IBM published the news of its latest advancement in the journal Nature Nanotechnology late Sunday.

The Zurich researchers managed to obtain the fantastic, ultra-close through a technique known as Kelvin probe force microscopy (KPFM). This technique involves taking a microscope with an extremely fine, nano-size tip and putting it above an electrically-conductive molecule, then switching on a power current.

Electrical fields are generated between the tip and the molecule, and the microscope measures the resulting fields to determine the rough shape of the molecule’s charge distribution.

The fields are stronger above areas of the molecule that carry the electrical charge, and weaker over those that don’t, producing an image where the brighter colors correspond to stronger charges, the more faded tones to weaker charges and the deep, dark tones to areas of the molecule that are oppositely charged. The actual charge itself is not visible.

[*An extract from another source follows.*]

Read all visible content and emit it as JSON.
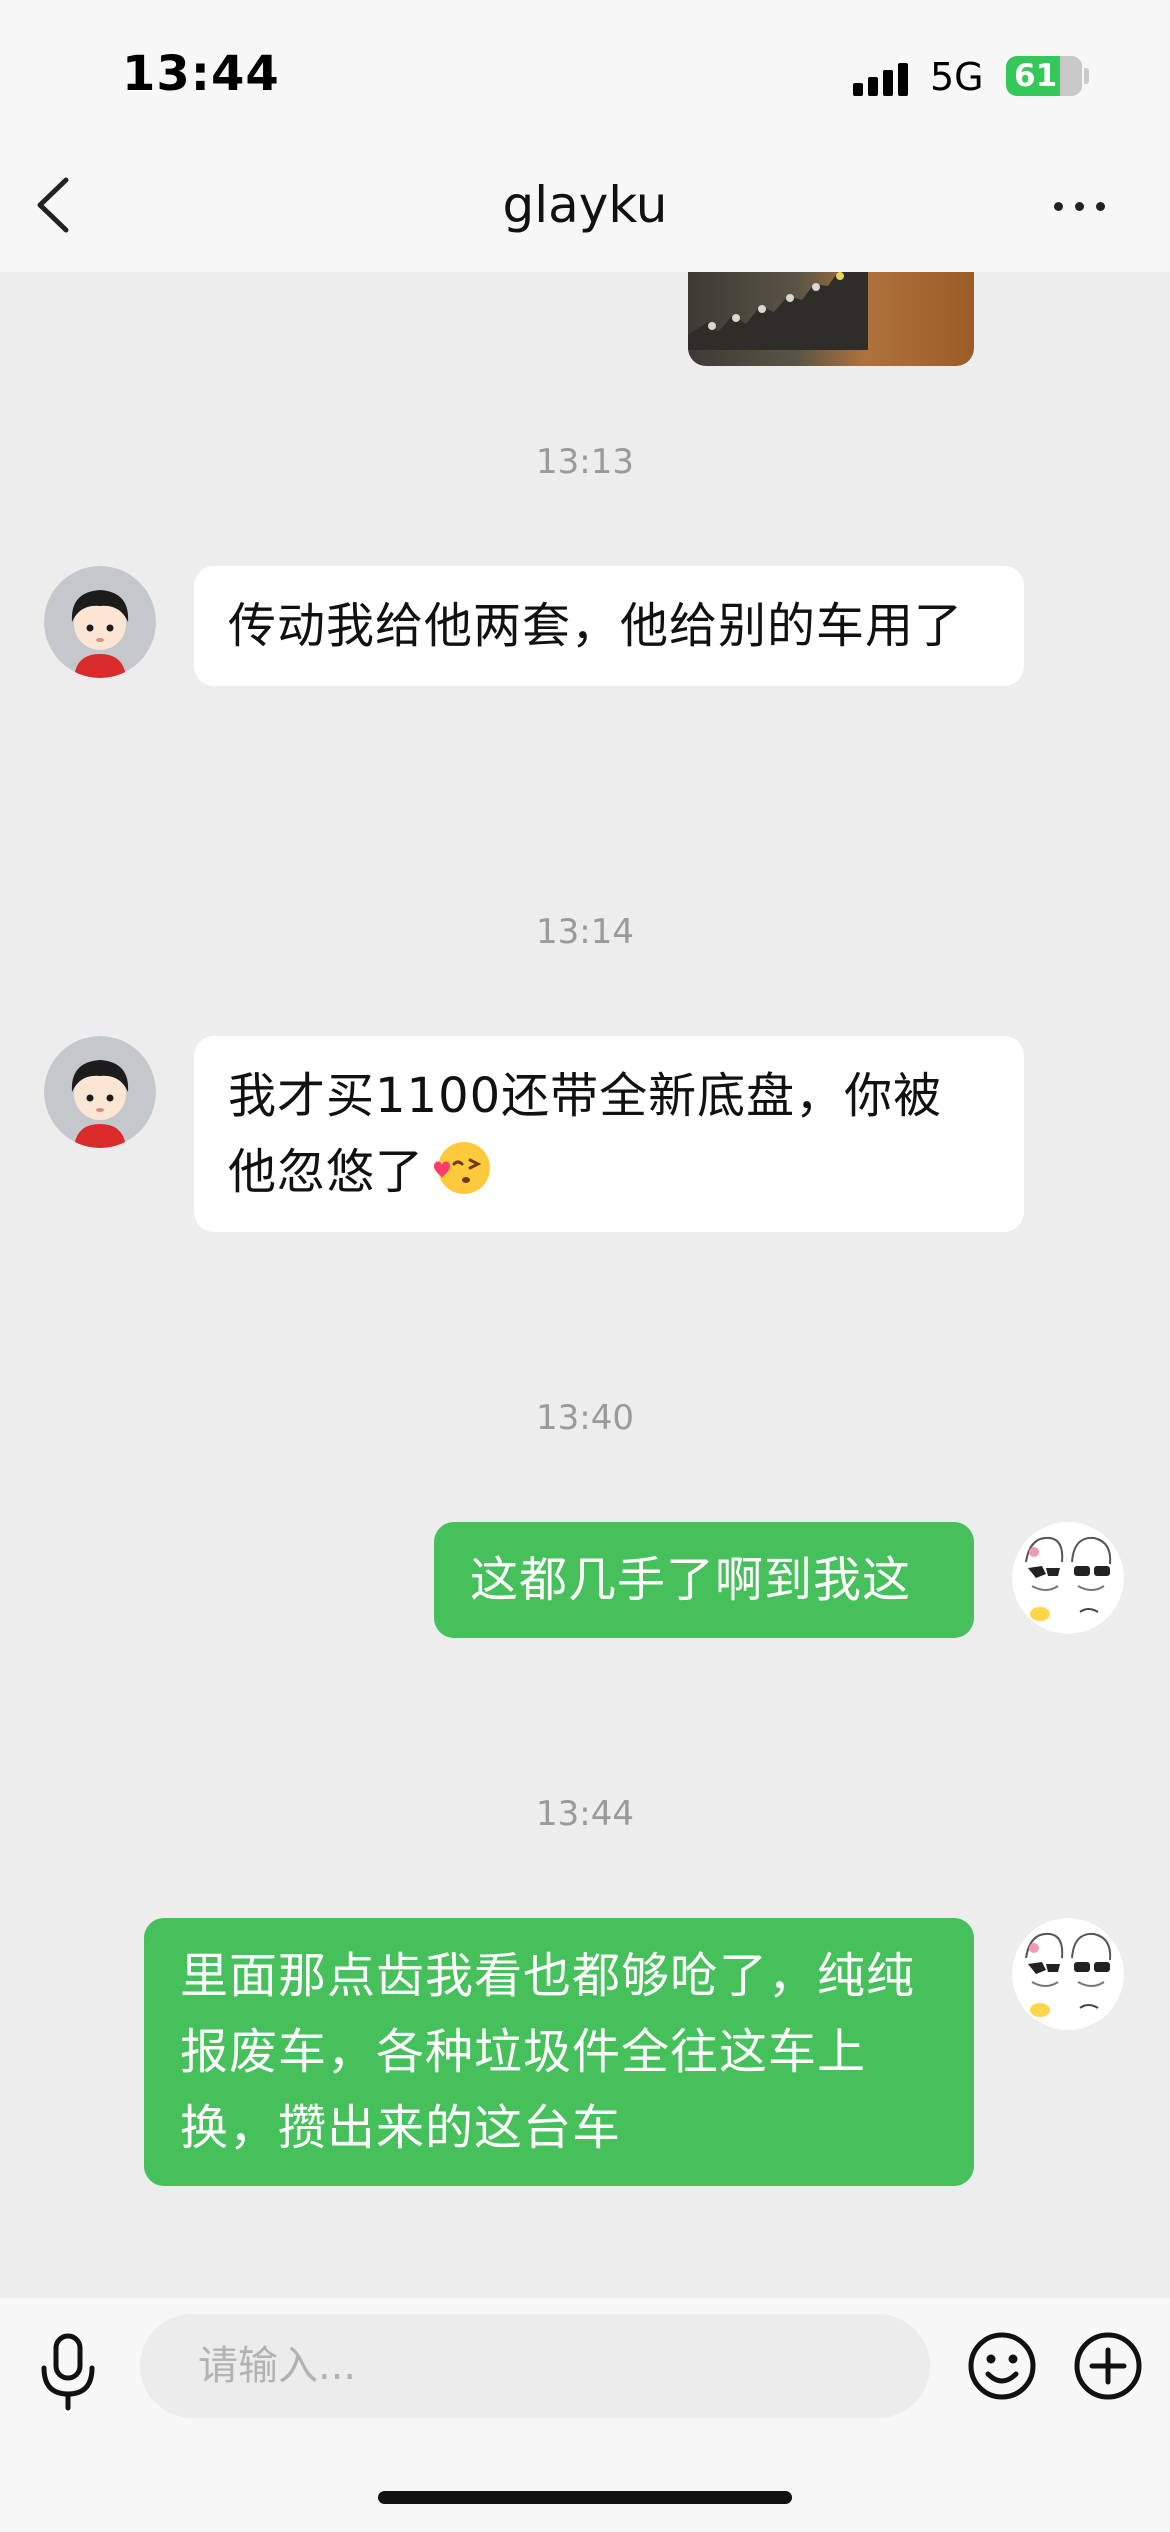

“To achieve submolecular resolution, a high degree of thermal and mechanical stability and atomic precision of the instrument was required over the course of the experiment, which lasted several days,” Sciaccia told TPM.

IBM chose naphthalocyanine, a molecule comprised of two hydrogen atoms opposite each other in the center, because it had some previous experience with it, using naphthalocyanine to create the world’s smallest logic switch (the basic “on and off” command at the heart of all computational devices) in 2006.

But it will likely be a few years before it can truly harness the power of its most recent discovery. That hasn’t stopped scientists around the world from applauding IBM, with one scientist, University of California Berkeley’s Michael Crommie, telling Computerworld that he thought the imaging could be used to create more effective graphene — the strongest, thinnest nanomaterial yet synthesized.